Bacteria do something funny to their DNA that you may not have heard of. It's called covalent DNA modification, and it often consists of adding a small methyl group to the DNA molecule itself. This added methyl group (or hydroxyl, or hydroxymethyl, etc.) doesn't interfere with the normal operation of DNA (making RNA, and more DNA). Instead it serves as a marker that differentiates self-DNA from invading DNA (such as from a phage, plasmid, etc.).
For example, one species may methylate the motif ACCGAG (at the bolded base), while another might methylate CTGCAG. If the first species encounters a ACCGAG motif that lacks the appropriate methyl, it treats it as invading DNA and chews it up.
The ongoing arms race of mobile DNA elements has helped maintain a diversity of DNA modifications, such that many different species of bacteria have a unique profile.
The interesting trick here is that we now have a way to read out the methylation patterns in DNA in addition to the sequence. This is most notably available via PacBio sequencing, which typically will generate a smaller number of much longer sequence fragments than other genome sequencing methods. Bringing it all together, the authors of this paper were able to use the methylation patterns from PacBio sequencing to much more accurately reconstruct the microbes present in a set of environmental samples (such as the human microbiome).
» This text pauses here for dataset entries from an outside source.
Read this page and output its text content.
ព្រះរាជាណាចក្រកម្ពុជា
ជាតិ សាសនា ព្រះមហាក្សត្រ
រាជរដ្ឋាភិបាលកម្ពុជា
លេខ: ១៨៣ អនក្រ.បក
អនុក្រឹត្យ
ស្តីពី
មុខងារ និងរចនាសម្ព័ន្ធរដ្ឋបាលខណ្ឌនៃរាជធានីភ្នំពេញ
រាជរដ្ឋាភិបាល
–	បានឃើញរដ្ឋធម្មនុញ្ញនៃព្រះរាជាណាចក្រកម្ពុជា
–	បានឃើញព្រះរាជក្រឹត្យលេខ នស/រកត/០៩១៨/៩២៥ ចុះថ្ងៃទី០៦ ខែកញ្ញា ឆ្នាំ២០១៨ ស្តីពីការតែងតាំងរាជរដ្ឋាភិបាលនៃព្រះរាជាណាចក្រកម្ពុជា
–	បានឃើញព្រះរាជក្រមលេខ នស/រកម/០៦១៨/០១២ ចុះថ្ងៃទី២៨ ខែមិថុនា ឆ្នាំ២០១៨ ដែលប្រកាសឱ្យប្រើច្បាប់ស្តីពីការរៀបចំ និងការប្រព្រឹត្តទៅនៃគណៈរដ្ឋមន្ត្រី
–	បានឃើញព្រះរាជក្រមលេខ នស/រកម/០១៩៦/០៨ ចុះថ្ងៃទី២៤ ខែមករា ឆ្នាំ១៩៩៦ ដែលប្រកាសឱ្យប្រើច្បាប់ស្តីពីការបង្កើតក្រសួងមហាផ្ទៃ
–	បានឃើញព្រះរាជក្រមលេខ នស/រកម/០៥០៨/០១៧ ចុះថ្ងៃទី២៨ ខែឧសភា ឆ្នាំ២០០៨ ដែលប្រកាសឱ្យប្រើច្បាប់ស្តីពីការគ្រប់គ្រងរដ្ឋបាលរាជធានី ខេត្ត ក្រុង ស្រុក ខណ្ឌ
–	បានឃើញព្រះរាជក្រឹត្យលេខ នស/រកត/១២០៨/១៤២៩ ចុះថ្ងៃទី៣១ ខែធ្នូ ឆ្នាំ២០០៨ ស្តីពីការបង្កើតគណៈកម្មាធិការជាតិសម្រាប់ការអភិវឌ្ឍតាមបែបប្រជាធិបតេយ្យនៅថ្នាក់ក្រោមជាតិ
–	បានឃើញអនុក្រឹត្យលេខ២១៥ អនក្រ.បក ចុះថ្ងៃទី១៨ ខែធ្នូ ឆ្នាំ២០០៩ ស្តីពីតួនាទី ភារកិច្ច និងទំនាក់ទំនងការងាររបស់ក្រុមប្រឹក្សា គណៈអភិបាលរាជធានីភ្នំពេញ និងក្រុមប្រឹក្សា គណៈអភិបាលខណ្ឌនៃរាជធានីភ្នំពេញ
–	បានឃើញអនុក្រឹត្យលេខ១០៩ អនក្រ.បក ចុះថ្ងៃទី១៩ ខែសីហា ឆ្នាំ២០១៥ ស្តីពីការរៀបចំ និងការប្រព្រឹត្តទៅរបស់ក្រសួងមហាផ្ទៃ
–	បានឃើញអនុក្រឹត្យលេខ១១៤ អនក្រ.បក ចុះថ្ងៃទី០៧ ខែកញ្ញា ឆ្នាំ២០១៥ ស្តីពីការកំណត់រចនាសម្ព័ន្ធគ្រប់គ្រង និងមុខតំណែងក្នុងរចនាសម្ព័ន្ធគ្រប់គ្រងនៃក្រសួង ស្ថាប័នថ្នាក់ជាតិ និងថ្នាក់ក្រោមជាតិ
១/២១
The approach of the authors was to first assemble the PacBio sequences, and then bin those larger genome fragments together based on a common epigenetic signature.
In general, this seems like a very interesting approach. After my read of the paper, it appears that the bacteria present in the microbiome contain a distinct enough set of epigenetic patterns to enable the deconvolution of many different species and strains. I look forward to seeing how this method stacks up against other binning approaches in the future.
For those of you interested in phage and mobile genetic elements, I wanted to point out that the authors also explore a topic that has been studied somewhat by others – the linkage of phage to their hosts via epigenetic signatures. The idea here is that it can be computationally difficult to match a phage genome or plasmid with its host. One experimental method that accomplishes this is Hi-C, which takes advantage of the physical proximity of the host genome within an intact cell. In contrast, the PacBio method does not require intact cells, and can be used to link phage or plasmids with their host based on a shared epigenetic signature.
My hope is that this type of data starts to become more widely available. There are clearly a number of computational tools that need to be refined in order to get full use of all this information, but it does seem to hold a good deal of promise.